What’s a normal day of trail clearing like?
I cut down trees and brush with a machete. I used to spray herbicide, the same brand the park service once used, to keep the vegetation from coming right back. But the park service is now definitely against herbicides, so I refrain from that.
The park service isn’t a fan of your hobby, herbicide or not.
First, they asked me to stop. Then they threatened incarceration and tried to catch me in the act. Some of the terrain I’ve cleared is indeed risky; some has endangered species of plants or Taino Indian artifacts. The park says that with a limited budget, it can’t maintain all these trails, and hikers should stay away from some particularly sensitive areas.
And your response?
I’ve told them that I’d do trail maintenance for free. Luckily, there’s been a changing of the guard down there. Recently, I went on a hike with Mark Marshall, the new chief ranger, to inspect one of my more controversial trails, out on Cabritte Horn Point, which had been maintained in the 1960s. He’s willing to listen to my point of view, but said I can’t just put in a trail anywhere. So I’ve pretty much halted my activity until we figure out how I can maintain trails that benefit the public, and still remain within their guidelines.

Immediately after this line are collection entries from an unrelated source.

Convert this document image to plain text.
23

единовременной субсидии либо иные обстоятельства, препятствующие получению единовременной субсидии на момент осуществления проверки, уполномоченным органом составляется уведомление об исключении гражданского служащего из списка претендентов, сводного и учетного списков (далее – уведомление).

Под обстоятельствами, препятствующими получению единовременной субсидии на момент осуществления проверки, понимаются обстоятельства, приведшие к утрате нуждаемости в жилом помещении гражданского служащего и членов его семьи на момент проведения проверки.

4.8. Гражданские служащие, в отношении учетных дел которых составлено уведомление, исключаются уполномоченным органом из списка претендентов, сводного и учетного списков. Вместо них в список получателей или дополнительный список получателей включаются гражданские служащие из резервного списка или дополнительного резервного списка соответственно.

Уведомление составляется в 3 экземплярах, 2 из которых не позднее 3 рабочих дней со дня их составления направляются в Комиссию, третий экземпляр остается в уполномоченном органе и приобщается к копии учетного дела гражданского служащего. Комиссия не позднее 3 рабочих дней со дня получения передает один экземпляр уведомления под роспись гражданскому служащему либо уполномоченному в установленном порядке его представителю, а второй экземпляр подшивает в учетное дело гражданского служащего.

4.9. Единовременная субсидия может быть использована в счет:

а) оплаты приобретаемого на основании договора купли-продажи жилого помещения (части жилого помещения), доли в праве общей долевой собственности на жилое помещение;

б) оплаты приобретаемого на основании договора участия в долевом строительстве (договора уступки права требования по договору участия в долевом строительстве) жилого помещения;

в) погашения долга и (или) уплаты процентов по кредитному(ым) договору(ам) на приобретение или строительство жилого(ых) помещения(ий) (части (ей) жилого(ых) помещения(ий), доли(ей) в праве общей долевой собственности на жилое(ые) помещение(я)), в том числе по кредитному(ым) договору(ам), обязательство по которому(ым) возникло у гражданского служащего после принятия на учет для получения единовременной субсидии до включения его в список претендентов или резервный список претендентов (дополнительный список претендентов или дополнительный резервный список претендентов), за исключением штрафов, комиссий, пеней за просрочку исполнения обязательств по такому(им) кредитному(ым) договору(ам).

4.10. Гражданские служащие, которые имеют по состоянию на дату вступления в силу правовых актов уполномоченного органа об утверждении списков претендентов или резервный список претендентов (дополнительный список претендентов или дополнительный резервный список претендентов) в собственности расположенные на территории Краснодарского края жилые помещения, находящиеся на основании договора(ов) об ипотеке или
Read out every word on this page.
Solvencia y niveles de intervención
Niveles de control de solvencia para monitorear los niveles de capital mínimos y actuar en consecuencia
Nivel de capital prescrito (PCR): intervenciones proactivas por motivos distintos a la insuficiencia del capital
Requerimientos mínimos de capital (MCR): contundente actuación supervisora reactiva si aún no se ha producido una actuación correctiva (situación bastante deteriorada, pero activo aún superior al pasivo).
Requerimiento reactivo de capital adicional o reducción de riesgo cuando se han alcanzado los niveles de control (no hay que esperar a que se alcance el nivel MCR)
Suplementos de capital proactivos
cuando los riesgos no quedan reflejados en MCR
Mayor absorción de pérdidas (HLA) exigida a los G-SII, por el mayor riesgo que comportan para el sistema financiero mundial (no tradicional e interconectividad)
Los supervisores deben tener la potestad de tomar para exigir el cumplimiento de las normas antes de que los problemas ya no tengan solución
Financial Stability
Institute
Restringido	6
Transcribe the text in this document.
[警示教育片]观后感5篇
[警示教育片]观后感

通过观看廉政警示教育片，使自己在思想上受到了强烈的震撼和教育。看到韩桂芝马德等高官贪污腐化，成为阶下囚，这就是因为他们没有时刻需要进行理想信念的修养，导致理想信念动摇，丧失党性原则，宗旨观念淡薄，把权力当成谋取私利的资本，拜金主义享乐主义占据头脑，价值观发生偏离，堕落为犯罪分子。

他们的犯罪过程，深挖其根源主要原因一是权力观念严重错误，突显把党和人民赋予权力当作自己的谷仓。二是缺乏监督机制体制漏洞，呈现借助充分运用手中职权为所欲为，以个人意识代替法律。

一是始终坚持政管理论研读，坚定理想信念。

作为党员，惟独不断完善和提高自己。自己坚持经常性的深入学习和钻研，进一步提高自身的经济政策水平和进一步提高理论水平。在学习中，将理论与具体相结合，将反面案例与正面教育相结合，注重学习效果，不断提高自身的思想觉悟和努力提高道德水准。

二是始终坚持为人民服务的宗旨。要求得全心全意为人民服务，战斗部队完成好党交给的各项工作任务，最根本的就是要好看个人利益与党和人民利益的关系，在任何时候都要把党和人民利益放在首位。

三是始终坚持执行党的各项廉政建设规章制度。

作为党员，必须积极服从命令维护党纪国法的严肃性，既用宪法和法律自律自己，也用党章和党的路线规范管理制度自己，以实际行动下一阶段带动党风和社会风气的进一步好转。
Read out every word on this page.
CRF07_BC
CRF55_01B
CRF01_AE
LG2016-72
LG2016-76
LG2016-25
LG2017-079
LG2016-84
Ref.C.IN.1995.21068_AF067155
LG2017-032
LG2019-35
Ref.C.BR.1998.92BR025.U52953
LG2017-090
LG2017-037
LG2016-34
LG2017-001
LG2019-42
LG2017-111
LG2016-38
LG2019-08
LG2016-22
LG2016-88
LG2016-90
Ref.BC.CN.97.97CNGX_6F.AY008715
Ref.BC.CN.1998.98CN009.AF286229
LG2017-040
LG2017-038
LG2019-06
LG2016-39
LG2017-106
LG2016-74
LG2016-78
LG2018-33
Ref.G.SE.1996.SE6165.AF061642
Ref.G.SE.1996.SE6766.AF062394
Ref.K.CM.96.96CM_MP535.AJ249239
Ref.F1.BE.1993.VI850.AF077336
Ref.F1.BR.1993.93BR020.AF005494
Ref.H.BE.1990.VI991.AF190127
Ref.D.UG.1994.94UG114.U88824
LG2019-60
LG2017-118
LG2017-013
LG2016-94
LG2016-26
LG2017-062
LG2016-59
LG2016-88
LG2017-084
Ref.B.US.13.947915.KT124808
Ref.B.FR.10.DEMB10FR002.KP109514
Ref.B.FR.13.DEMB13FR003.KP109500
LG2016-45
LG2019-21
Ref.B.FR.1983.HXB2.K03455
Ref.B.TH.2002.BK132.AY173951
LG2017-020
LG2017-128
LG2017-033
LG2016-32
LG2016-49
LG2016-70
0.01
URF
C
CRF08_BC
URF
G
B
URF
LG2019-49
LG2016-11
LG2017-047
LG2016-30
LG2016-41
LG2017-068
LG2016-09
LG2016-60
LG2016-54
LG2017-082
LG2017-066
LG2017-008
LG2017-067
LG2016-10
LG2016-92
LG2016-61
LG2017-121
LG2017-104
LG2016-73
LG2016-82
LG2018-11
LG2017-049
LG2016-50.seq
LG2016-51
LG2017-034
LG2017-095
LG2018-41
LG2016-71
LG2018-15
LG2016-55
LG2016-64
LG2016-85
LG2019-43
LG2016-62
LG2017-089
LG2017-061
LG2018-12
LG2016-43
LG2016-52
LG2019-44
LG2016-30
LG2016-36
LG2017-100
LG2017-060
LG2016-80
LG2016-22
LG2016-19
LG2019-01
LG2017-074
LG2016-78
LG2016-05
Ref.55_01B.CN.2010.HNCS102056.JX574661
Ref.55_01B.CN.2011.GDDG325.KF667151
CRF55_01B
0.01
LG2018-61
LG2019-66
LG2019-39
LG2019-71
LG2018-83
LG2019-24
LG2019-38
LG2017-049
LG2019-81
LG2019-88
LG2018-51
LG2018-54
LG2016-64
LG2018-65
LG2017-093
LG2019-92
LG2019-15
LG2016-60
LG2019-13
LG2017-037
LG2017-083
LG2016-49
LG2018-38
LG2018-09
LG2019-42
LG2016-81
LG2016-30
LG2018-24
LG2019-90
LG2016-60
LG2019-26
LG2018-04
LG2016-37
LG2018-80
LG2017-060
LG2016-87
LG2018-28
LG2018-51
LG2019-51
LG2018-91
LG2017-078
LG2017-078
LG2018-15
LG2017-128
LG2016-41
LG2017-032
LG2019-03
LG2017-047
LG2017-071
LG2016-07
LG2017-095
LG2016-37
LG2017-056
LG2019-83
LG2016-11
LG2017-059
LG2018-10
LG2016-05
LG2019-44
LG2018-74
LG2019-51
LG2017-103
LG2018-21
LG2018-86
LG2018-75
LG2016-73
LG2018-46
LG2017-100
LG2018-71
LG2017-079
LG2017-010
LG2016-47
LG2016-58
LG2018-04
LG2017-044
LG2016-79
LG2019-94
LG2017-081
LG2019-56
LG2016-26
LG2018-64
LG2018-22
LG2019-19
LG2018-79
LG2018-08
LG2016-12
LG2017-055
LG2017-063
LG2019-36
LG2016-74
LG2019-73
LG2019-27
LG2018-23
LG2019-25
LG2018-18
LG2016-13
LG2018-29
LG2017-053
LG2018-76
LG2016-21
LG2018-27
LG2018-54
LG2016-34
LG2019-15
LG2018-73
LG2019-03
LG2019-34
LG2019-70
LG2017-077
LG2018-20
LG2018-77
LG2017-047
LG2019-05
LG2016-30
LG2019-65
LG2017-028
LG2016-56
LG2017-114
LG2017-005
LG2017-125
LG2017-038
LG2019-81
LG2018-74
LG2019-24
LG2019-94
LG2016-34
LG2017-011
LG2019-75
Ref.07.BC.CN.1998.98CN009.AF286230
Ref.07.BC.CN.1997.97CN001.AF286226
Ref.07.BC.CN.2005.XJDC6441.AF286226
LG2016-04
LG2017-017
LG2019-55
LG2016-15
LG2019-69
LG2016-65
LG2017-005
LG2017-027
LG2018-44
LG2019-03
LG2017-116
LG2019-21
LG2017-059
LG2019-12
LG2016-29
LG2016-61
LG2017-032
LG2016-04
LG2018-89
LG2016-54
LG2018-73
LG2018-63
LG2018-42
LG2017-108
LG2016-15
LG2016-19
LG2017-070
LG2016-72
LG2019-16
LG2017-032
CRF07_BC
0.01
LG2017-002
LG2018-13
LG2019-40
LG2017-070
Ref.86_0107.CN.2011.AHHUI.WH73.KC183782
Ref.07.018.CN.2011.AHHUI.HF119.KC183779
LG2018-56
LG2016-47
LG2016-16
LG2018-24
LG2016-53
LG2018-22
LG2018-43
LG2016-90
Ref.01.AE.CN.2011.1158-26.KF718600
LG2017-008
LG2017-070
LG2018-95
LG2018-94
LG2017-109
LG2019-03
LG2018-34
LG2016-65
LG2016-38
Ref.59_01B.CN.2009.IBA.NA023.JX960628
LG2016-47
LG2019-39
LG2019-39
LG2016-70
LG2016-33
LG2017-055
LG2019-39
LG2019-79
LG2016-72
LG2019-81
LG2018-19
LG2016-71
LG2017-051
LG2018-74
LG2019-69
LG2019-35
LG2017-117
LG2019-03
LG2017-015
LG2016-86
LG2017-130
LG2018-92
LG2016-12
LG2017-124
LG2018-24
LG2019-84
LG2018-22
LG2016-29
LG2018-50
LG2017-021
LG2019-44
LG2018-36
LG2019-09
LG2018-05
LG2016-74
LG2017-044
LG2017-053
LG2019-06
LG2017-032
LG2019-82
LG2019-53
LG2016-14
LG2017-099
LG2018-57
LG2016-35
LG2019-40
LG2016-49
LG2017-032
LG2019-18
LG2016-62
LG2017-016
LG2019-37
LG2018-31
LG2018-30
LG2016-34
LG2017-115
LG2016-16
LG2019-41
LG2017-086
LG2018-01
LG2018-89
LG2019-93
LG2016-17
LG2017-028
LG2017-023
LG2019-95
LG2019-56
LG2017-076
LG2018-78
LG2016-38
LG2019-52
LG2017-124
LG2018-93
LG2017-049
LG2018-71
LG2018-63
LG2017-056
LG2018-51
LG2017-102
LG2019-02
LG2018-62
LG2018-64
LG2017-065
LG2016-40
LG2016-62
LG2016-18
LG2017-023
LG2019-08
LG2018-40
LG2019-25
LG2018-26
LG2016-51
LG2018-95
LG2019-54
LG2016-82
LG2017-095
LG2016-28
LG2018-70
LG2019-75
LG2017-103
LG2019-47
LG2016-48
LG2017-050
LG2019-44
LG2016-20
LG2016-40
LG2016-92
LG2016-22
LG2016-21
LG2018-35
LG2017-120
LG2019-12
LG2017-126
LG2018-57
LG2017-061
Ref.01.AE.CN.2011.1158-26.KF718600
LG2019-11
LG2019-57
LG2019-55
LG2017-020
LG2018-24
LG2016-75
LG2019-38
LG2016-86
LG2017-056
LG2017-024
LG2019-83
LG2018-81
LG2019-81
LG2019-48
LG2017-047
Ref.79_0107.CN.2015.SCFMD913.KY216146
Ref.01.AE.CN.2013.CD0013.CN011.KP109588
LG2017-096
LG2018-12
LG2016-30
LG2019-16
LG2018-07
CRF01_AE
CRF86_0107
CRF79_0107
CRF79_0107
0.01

Are you concerned that sensitive areas might be harmed?
The park has not had time to inventory these places, and the park archaeologist is worried people will pick up the stuff and take it home as souvenirs. But the park service has had this land for more than 50 years, and hasn’t done anything with it yet. So at least I’m moving the process forward.
What inspired you to start clearing trails?
In 1978, I stumbled upon a wonderful road down to Reef Bay. Twelve years later, I couldn’t find it because it was so overgrown. Then I discovered a 1958 topo showing the trail, and I was able to relocate it. I wanted to be able to find it again, so I cleared away the brush and undergrowth. Simple as that.
Is your scouting process still that simple?
Now, I use aerial photos and negatives that the USGS uses to make its maps, plus maps from the late 1700s when the Danes had sugar plantations here. Then I head out on foot with a machete and GPS. Part of the fun is finding a new ruin in the boonies. It’s like an Easter-egg hunt.
What’s your favorite hike on the island?
Cabritte Horn Point. It’s far from the crowds, with dramatic oceanside cliffs, interesting Turk’s Head cactus, and the ruins of a 1968 tektite meteor research project. Also, NASA constructed an underwater living quarters nearby, to test the effects of long-term close confinement among astronauts.
What’s up with your nickname?
Maybe 10 years ago, the Appalachian Mountain Club, of which I’m a member, had an article about people who were, without authorization, reopening old trails. The article decried these people as “trail bandits.” Well, I kind of liked the name.
New Hampshire’s Ossipee Mountains. I was in my plane this past spring and saw a beautiful, open granite ridge begging to be hiked. A little research with old maps told me there was an old, lost trail there called the Banana Trail. I plan on clearing it.